Cho Hyun-ah, 45, whose family control the Hanjin group that includes flag-carrier Korean Air, made headlines worldwide with her furious reaction over an improperly served bag of nuts in first class.
The airline is now in the throes of a corporate crisis because of the coronavirus pandemic, with hundreds of flights canceled, staff going on unpaid leave, and executives taking pay cuts.
A months-long battle for control came to a head Friday at the annual meeting of Hanjin Kal, the holding company for the conglomerate, when Cho and an activist investment fund, Korea Corporate Governance Improvement (KCGI), sought to oust her younger brother Cho Won-tae from the chairmanship.
Cho Won-tae, backed by other family members and Korean Air’s US alliance partner Delta Air Lines, fended off the challenge, winning 56.67 percent support in a shareholder vote.

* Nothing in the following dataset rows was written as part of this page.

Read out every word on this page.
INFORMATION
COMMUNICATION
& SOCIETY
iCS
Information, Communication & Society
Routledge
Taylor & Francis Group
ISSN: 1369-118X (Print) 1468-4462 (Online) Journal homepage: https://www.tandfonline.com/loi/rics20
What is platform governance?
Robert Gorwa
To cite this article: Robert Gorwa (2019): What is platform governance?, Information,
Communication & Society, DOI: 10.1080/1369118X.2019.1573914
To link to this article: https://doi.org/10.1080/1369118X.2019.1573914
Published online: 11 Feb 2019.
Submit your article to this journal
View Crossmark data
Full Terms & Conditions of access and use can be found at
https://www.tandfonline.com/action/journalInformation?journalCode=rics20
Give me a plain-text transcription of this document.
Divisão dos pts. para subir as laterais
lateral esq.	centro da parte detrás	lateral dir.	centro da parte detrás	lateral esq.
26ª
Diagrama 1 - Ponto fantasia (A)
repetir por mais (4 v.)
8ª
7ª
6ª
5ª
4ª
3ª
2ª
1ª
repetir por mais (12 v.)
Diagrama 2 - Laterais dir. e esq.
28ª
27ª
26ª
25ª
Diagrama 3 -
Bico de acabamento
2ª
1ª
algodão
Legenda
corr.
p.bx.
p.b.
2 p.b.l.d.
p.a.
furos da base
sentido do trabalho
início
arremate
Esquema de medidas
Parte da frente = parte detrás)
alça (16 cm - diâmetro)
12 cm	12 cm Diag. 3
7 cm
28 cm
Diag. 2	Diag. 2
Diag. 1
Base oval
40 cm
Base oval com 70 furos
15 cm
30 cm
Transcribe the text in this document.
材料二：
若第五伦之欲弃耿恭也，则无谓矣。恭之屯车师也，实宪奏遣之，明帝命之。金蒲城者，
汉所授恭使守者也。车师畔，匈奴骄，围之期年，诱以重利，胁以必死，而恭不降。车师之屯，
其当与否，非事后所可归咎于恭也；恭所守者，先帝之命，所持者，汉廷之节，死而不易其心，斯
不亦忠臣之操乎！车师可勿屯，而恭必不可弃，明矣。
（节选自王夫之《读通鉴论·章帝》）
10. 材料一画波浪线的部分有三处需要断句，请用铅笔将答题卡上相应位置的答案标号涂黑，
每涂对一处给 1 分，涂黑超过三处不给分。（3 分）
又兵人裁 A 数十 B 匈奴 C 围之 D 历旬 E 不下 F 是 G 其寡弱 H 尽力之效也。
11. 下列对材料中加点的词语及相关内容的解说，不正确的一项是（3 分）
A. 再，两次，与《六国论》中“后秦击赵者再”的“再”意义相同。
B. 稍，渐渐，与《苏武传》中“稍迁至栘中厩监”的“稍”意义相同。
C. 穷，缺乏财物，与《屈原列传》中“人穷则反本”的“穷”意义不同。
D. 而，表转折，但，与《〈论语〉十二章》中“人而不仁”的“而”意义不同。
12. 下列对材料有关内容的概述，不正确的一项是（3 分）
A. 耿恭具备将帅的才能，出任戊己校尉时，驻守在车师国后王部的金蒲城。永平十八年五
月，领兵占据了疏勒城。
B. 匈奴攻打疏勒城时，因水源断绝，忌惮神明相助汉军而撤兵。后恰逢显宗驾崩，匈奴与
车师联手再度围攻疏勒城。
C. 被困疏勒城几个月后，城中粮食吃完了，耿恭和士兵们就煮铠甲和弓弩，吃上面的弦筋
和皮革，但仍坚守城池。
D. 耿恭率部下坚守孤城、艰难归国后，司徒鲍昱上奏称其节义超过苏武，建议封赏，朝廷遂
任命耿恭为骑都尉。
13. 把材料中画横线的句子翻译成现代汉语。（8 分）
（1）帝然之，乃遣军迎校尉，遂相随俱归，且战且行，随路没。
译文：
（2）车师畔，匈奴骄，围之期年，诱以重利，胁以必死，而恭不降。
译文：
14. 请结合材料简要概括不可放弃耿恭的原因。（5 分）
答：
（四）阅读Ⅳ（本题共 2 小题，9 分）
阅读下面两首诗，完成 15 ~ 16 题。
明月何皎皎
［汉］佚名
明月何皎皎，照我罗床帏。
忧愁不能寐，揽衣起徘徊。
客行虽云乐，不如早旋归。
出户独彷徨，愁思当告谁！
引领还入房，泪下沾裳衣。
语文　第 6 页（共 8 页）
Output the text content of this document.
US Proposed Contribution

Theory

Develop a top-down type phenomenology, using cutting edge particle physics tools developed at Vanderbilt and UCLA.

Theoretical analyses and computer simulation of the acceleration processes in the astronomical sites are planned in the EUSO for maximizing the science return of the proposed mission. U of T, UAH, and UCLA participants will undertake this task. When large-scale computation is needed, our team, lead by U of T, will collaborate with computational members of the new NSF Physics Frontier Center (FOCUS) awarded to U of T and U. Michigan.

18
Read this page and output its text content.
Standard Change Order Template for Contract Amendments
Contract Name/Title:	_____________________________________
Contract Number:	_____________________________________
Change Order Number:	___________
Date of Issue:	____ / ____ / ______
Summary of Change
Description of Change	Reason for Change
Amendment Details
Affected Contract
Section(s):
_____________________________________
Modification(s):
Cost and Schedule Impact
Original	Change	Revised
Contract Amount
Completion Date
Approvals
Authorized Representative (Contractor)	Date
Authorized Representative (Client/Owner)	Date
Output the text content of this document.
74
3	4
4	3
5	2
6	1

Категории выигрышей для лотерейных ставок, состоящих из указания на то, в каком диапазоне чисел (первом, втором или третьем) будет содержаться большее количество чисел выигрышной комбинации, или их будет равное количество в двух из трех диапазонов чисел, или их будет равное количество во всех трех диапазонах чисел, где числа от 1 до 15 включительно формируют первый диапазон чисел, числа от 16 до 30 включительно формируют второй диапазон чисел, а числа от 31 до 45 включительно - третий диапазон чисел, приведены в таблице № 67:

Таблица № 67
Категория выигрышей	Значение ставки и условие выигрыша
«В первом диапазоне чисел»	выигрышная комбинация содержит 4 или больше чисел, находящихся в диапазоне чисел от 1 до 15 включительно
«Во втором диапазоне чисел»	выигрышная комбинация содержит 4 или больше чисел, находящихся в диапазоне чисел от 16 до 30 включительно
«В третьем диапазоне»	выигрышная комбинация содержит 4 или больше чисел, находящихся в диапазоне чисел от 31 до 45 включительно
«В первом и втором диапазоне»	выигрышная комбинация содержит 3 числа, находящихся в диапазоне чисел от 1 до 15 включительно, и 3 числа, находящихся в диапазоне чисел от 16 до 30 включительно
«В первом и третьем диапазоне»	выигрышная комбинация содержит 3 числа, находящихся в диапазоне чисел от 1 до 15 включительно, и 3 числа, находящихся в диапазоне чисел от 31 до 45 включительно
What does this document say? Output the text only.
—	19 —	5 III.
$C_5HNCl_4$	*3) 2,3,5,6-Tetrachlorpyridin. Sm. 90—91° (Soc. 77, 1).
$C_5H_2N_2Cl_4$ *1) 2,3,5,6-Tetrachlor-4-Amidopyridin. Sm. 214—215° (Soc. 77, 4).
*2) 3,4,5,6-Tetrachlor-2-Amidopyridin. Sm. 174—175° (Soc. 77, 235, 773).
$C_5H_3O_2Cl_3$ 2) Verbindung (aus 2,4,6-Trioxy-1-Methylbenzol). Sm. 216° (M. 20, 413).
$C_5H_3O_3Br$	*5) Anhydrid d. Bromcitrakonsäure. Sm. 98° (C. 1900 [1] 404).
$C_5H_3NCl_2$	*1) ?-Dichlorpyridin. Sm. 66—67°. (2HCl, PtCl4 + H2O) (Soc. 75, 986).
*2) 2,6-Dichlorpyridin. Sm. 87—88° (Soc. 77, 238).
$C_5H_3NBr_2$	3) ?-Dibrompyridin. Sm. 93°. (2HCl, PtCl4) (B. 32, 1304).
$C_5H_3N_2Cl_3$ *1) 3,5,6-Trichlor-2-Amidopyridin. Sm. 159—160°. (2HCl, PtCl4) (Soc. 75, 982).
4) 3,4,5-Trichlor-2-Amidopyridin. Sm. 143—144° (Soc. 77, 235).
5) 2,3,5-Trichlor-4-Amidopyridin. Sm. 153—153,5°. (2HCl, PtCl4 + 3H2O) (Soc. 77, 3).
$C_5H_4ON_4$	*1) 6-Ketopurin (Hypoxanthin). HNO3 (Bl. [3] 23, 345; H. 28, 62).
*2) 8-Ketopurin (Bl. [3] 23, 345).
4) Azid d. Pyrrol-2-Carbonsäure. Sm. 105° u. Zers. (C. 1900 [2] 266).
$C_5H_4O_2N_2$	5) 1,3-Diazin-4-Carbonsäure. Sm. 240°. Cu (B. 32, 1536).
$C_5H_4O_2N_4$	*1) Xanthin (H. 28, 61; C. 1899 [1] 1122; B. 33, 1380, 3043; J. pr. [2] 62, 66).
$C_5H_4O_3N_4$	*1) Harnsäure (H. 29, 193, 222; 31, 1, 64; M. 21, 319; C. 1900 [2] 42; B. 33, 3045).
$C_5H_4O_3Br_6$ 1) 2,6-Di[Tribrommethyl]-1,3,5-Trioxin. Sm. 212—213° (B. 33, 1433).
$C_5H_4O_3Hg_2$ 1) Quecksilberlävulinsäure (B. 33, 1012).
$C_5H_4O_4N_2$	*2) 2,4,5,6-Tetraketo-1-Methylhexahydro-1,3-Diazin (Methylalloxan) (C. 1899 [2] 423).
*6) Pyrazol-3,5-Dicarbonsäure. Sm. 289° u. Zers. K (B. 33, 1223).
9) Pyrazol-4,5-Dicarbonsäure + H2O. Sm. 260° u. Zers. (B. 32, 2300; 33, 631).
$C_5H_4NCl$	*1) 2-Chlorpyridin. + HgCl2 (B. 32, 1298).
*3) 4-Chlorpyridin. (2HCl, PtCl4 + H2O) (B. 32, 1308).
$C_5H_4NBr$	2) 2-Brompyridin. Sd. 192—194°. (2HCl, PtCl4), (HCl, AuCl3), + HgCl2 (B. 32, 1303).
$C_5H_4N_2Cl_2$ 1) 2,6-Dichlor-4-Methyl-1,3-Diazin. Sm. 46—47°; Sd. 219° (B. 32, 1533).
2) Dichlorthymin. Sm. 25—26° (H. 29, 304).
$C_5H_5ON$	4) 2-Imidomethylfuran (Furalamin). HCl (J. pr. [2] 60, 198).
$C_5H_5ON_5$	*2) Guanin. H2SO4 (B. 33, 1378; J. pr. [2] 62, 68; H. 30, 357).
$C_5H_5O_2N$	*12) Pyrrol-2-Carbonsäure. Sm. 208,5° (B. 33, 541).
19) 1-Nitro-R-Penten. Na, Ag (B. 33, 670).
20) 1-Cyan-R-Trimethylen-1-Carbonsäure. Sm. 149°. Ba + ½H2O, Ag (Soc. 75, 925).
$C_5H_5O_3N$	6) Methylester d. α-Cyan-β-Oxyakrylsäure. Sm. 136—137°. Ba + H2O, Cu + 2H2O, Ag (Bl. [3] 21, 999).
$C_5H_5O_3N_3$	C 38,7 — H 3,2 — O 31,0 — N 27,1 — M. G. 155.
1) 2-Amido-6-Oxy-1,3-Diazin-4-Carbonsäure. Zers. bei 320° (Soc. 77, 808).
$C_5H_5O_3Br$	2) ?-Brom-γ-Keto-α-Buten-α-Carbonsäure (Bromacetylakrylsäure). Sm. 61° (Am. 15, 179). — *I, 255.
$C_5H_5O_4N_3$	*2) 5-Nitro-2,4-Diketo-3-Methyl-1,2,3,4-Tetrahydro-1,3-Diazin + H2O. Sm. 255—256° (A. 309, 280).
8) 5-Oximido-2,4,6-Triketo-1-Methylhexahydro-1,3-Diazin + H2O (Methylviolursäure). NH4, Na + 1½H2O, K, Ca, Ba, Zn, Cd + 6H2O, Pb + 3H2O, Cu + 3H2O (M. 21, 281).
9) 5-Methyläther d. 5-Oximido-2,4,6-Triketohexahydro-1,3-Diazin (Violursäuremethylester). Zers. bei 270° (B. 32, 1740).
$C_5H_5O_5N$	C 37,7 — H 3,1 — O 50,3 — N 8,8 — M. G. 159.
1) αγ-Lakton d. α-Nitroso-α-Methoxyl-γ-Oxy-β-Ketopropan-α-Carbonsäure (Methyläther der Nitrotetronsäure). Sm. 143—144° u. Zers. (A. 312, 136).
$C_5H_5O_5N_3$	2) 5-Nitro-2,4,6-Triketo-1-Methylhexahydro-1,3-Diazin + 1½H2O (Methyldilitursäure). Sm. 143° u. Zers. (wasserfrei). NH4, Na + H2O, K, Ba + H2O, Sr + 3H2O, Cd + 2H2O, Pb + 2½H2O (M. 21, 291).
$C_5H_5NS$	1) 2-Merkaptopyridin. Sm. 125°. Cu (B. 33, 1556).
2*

Hanjin is one of the multifaceted, family-controlled conglomerates known as chaebol that dominate business in South Korea and played a key part in its rise to become the world’s 12th-largest economy.
But several now stand accused of murky political connections and stifling innovation and smaller firms.
Many chaebol families retain only a small ownership stake in their companies, but maintain control through complex webs of cross-shareholdings between subsidiaries, and rapid promotions for family members.
KCGI had called for Cho Won-tae’s replacement with a professional businessman, accusing him of “repeated strategic mistakes” leading to Korean Air’s accumulated losses of 1.74 trillion won ($1.4 billion) over five years.